TEXAS — CNBC has ranked Texas at No. 5 on its "America's Top States for Business 2022" list. That conflicts with Texas Gov. Greg Abbott's frequent social media posts claiming the state is No. 1, but a close look at the metrics used to determine the state's ranking is in order.
CNBC measured all states under 88 metrics in 10 categories. These scores determined the states’ ranking.
“Each category is weighted based on how frequently states use them as a selling point in economic development marketing materials. That way, our study ranks the states based on the attributes they use to sell themselves,” explained CNBC staff.
Texas came right up behind Colorado, with its second place ranking. While Texas has a 4.2% unemployment rate as of May 2022, Colorado is at 3.5%.
The workforce is overflowing with new bodies in Texas. “Our large, skilled, and diversified workforce is one of the big reasons why Texas is the best state for business. The robust workforce development and training resources available here are a critical factor in the high quality of life in Texas, which attracts so many new residents and businesses,” according to the Texas Economic Development Corporation.
It also helps that the state offers low taxes as an incentive.
Ranked No. 14 in this category, a CNBC data analysis deduced Texas as being the primary handler of America’s cargo.
According to the TxEDC, “The state’s infrastructure has led to it being the nation’s top exporter for 19 consecutive years; having more miles of public roads and freight rail than any other state, at 313,220 miles and 10,539 miles, respectively; and boasting the nation’s No. 1 airport for a number of domestic destinations.”
However, with power grid issues as one of the biggest problems for Texans, that has certainly dented the state’s infrastructural armor.
COST OF DOING BUSINESS
Texas took the No. 12 spot in terms of costs to run a business in the state.
Operations costs are fairly low in Texas, giving entrepreneurs more of an advantageous edge.
TxEDC said, “Texas prides itself on being a right-to-work state, and will continue to make strategic investments to ensure it maintains our competitive advantage, allowing businesses to prosper and grow.”
Gross Domestic Product (GDP) said Texas, which came in at No. 8 in the category, was the ninth largest economy in the world, with a “10.1% increase in the annual rate growth of real GDP in the last quarter of 2021 — compared to the national average of 6.9% — according to data from the Bureau of Economic Analysis,” a release from TxEDC in March stated.
LIFE, HEALTH & INCLUSION
Out of all of Texas’ rankings, this is its lowest at No. 49. Gov. Abbott has been gearing up for November’s gubernatorial election with some heavy campaigning. And given the recent events in Texas, Abbott has made his conservative-leaning agenda items rather clear.
Although there have been back-to-back mass shootings in places of business and public discourse on better gun safety laws, most Texas Republicans have argued against it. Abbott’s gubernatorial challenger, Democrat Beto O’Rourke, called out the governor for his inaction on gun safety since the Uvalde massacre.

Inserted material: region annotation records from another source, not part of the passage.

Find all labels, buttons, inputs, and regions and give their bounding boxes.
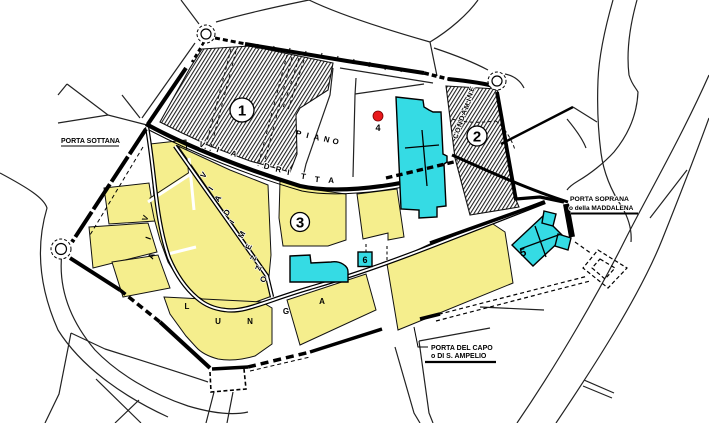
svg-text:PORTA SOPRANA: PORTA SOPRANA [570, 196, 629, 203]
svg-text:N: N [247, 317, 253, 326]
svg-text:6: 6 [362, 255, 367, 265]
svg-text:o della MADDALENA: o della MADDALENA [569, 205, 634, 212]
svg-text:4: 4 [375, 123, 380, 133]
svg-text:3: 3 [296, 215, 304, 232]
svg-text:PORTA SOTTANA: PORTA SOTTANA [61, 138, 120, 145]
svg-text:U: U [215, 317, 221, 326]
svg-text:A: A [328, 176, 335, 185]
svg-text:L: L [185, 302, 190, 311]
svg-text:o DI S. AMPELIO: o DI S. AMPELIO [431, 353, 487, 360]
svg-text:PORTA DEL CAPO: PORTA DEL CAPO [431, 345, 493, 352]
svg-text:G: G [283, 307, 289, 316]
svg-text:1: 1 [238, 103, 246, 120]
svg-text:2: 2 [473, 129, 481, 146]
svg-text:A: A [319, 297, 325, 306]
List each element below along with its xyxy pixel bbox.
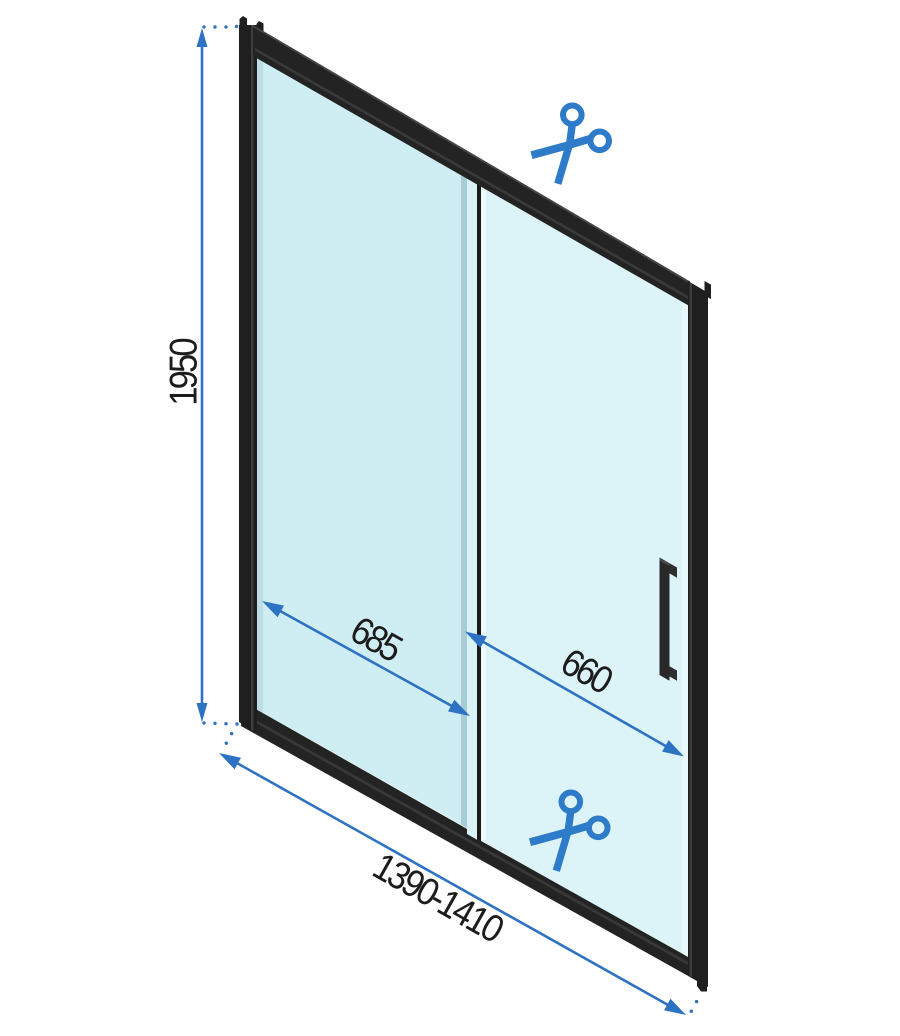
svg-text:1950: 1950 bbox=[162, 339, 205, 406]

Also, with the latest proceedings of Roe v. Wade, Texas has, to many, taken a regressive step backwards in relation to women’s health. The overturn of Roe caused fear amongst the LGBTQ+ community, with some thinking that same-sex marriage is next on the chopping block. Given Attorney General Ken Paxton’s persistent targeting of trans youth in lawsuits aiming to incite child abuse investigations for parents who’ve provided kids with gender-affirming care, it may not be too far-fetched.
According to CNBC special correspondent Scott Cohn, Texas has the highest percentage of residents without health care, no anti-discrimination law for disabled persons and is one of the hardest states to cast a vote.
TECHNOLOGY & INNOVATION
Texas takes the No. 4 ranking for this section, having established itself as a global leader in technology. A huge industrial flex for Austin, Texas, is that it's home to tech billionaire Elon Musk’s Tesla headquarters.
"More than 17,600 technology firms employ over 203,700 workers, with companies like Apple and Wipro continuing to grow every day. The long-established Texas tech sector has invented everything from the semiconductor and hand-held calculator to a billion-dollar dating app," according to TxEDC. "Texas ranks #2 in the nation for computer and video game employment, with more than 13,600 people employed directly or indirectly by the industry."
With No. 34 as its ranking, Texas has the foundation for small businesses to thrive just as much as the big players.
“Texas offers companies of all sizes and all industries one of the best business climates in the nation, with a fair, transparent tax and regulatory structure designed for businesses to succeed,” according to TxEDC.
Each score is also associated with a letter grade.